Locally free sheaves on complex supermanifolds

TL;DR

This paper extends classical vector bundle theory to complex supermanifolds, classifying locally free sheaves of modules and exploring their cohomological properties, including applications to tangent sheaves and projective superspaces.

Contribution

It introduces a classification of locally free sheaves over supermanifolds via non-abelian 1-cohomology and constructs a spectral sequence linking their cohomologies.

Findings

Constructed a sheaf over the retract of a supermanifold from a given sheaf.

Classified locally free sheaves with a fixed retract using non-abelian 1-cohomology.

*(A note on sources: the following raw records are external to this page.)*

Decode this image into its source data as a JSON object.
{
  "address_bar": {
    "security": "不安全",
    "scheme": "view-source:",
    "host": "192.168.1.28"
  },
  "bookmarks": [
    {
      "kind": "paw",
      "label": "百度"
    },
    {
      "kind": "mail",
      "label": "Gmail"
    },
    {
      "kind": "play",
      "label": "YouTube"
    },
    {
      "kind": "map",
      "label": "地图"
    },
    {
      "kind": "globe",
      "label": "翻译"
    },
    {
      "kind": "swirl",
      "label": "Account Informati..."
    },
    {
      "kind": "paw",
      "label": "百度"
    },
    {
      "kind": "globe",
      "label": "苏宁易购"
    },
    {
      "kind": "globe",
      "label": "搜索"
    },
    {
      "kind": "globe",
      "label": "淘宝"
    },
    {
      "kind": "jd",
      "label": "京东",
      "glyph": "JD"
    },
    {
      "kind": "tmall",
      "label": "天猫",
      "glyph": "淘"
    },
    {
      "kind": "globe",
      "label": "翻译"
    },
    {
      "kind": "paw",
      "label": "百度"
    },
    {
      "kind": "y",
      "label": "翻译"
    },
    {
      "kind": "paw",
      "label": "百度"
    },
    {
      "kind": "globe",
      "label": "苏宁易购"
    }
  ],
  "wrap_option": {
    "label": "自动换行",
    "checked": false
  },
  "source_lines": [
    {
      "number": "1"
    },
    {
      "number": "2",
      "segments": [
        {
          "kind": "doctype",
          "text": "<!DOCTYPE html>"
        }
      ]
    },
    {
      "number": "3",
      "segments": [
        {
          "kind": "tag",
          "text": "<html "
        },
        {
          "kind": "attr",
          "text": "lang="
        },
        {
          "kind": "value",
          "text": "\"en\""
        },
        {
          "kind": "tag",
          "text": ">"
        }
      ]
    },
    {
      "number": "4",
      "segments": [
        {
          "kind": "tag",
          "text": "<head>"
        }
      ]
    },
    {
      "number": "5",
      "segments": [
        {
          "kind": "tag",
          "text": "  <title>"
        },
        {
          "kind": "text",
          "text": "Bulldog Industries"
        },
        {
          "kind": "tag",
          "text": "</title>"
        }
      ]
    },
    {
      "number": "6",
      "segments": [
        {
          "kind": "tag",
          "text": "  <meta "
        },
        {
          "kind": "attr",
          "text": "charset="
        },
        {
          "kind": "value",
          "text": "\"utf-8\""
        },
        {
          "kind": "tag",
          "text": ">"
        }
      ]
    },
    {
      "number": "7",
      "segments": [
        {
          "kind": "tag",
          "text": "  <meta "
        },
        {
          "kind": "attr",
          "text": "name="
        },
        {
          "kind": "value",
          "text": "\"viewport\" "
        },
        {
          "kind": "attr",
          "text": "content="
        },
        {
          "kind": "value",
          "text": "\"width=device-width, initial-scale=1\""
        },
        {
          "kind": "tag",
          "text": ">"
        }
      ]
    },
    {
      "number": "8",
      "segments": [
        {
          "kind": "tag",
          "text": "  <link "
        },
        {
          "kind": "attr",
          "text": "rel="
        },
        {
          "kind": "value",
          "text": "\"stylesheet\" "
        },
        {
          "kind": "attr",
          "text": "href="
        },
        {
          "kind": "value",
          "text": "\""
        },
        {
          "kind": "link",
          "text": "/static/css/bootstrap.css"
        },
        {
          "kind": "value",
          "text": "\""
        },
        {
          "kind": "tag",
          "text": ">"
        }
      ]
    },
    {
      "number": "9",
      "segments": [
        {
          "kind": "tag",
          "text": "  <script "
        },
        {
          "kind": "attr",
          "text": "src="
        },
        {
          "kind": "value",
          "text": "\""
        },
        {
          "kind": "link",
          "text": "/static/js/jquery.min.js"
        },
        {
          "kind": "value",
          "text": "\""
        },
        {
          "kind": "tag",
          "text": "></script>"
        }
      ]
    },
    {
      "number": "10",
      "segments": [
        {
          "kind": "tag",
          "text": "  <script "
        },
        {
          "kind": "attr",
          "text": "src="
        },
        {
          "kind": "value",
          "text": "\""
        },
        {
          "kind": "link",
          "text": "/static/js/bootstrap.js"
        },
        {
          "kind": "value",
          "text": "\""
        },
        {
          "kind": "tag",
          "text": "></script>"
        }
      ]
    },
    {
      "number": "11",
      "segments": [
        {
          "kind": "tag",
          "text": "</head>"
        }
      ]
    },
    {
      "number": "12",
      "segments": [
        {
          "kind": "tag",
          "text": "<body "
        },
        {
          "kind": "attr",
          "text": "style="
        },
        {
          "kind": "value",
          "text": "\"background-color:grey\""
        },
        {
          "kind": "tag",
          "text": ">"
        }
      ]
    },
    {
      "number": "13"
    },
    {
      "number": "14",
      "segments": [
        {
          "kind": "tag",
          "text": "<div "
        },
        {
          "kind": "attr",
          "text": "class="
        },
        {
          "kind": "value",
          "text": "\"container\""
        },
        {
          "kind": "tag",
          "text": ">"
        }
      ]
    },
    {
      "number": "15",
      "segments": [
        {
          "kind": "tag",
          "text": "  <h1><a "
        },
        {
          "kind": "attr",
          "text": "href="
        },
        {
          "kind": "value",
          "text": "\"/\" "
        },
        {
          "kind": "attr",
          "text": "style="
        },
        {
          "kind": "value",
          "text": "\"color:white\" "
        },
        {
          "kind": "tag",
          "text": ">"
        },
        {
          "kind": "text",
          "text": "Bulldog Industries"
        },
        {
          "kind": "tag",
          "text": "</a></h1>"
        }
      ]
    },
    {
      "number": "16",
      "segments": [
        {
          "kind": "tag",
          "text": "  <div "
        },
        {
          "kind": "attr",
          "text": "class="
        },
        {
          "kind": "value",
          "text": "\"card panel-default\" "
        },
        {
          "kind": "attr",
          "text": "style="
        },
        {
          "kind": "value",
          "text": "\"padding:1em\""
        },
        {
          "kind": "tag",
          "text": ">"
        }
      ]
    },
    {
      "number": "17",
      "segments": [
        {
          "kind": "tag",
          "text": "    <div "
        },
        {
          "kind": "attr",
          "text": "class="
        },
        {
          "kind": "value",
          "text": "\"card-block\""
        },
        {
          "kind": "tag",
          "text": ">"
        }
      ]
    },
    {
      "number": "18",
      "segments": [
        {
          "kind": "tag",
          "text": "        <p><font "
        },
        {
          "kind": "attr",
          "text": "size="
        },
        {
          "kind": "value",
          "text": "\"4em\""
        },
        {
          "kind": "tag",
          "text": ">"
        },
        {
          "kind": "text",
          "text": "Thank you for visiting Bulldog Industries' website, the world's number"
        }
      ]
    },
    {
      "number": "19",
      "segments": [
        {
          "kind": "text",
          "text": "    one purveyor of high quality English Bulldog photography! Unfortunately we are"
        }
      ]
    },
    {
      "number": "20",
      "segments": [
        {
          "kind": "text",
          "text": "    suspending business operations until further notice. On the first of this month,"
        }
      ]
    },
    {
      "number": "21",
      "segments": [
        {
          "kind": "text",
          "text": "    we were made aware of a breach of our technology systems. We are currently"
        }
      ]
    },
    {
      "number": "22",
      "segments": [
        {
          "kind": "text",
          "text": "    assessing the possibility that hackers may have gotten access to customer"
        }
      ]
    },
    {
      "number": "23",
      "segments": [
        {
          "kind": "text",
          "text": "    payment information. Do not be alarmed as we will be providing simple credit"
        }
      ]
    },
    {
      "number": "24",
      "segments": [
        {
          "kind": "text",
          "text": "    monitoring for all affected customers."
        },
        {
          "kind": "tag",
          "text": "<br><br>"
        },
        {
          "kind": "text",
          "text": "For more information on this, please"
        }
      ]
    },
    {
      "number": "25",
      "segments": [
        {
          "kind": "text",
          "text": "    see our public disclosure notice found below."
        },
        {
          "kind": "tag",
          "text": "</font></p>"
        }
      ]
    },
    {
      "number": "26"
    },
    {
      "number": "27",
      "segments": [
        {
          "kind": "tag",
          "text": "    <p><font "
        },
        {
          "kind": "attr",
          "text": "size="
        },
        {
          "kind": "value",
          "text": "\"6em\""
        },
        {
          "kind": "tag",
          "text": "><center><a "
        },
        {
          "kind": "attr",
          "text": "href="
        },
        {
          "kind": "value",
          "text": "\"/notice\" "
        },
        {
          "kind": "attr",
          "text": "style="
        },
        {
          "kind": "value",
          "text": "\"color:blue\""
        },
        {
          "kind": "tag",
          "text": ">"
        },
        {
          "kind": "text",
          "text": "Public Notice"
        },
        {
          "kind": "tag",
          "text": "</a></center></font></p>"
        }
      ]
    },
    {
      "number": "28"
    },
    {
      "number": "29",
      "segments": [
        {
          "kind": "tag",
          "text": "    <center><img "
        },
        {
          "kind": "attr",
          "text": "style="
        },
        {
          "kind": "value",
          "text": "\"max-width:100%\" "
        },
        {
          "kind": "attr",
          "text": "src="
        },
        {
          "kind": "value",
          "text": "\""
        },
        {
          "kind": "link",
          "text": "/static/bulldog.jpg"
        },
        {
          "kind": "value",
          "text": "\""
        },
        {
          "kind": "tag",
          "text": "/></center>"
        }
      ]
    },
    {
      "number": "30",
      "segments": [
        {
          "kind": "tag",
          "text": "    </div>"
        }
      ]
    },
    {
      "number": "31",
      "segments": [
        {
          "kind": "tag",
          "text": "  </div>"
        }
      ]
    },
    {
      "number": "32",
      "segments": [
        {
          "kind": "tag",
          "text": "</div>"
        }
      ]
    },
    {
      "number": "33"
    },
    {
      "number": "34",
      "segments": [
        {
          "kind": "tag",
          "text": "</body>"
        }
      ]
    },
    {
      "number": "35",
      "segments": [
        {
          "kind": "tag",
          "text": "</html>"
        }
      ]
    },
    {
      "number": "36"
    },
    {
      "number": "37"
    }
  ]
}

Developed a spectral sequence relating cohomology of sheaves and their retracts.

Abstract

An important part of the classical theory of real or complex manifolds is the theory of (smooth, real analytic or complex analytic) vector bundles. With any vector bundle over a manifold (M,F) the sheaf of its (smooth, real analytic or complex analytic) sections is associated which is a locally free sheaf of F-modules, and in this way all the locally free sheaves of F-modules over (M,F) can be obtained. In the present paper, locally free sheaves of O-modules over a complex analytic supermanifold (M,O) are studied. The main results of the paper are the following ones. Given a locally free sheaf E of O-modules over a complex analytic supermanifold (M,O), we construct a locally free sheaf over the retract of (M,O) which is called the retract of E. Our first result is a classification of locally free sheaves of modules which have a given retract in terms of non-abelian 1-cohomology. The case of the tangent sheaf of a split supermanifold is studied in more details. Then we study locally free sheaves of modules over projective superspaces. A spectral sequence which connects the cohomology with values in a locally free sheaf of modules with the cohomology with values in its retract is constructed.